As Starcrossed undergoes the final polish and QA phase, I made sure all the game’s licenses were in order. One trouble: during development, I bought many sound effects from places like Sound Rangers and only ended up using half of them. I have an “assets” spreadsheet that lists all of the sounds I used and where I got them from. But one of Starcrossed’s sound effects wasn’t on the list.

I searched everywhere trying to find where this sound came from. But it was renamed from its original filename, and I’d obviously mucked with it — I’d reduced the file size, and I’d also probably tweaked the sound in ACID Studio. But where was the original file? I have no idea. There’s no trail for it.

My big fear was that it was a temporary sound that I’d grabbed from somewhere on the web, and forgotten to replace with a licensed sound effect. That didn’t seem too likely, but it might be the case… after all, I had no idea where the sound came from! So I had to make a last-minute replacement.
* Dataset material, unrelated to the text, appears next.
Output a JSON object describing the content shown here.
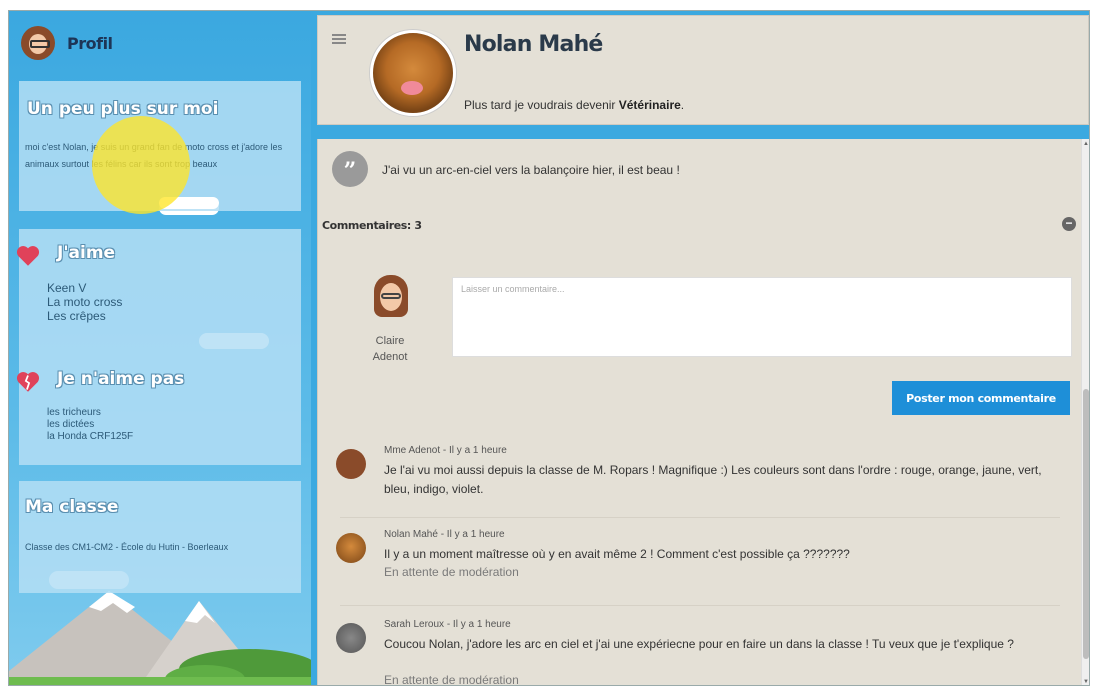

And the replacement sound effect wasn’t quite right, so I had to muck with it a while to get it to sound okay. Wasted time, wasted money.

Moral: don’t be stupid. Err, I mean, keep a strict track of all your assets! For my next project, I’m going to print out the invoice email for every sound I buy, and stick those emails into a file folder. That way even if my asset spreadsheet goes awry, there’ll be a paper trail to try to figure out where things went wrong.

2 thoughts on “Asset Tracking, or, “Where’d This Sound Come From?”

  1. Been there, done that! I know exactly what you are talking about! I learned that lesson the hard way with my first game, too. And that includes art assets – making sure I had a license to use everything. It’s particularly bad when you are using stand-in content grabbed from WHEREVER when prototyping your game, and then need to make sure that every single one of them has been replaced with a legal, licensed (or self-made) asset.

    Is there a better way to do this? Some way to automate the process a little better?

  2. Although the paper trail is a good idea, I still don’t see how this makes it easy to correlate the invoice to the sound if you change the filename and whatnot. Of course, I’ve never bought a sound myself so I don’t quite know how it works. Does the invoice describe the sound (or graphic) so well that there’s no confusion? Seems like there should be a tighter bind between the two.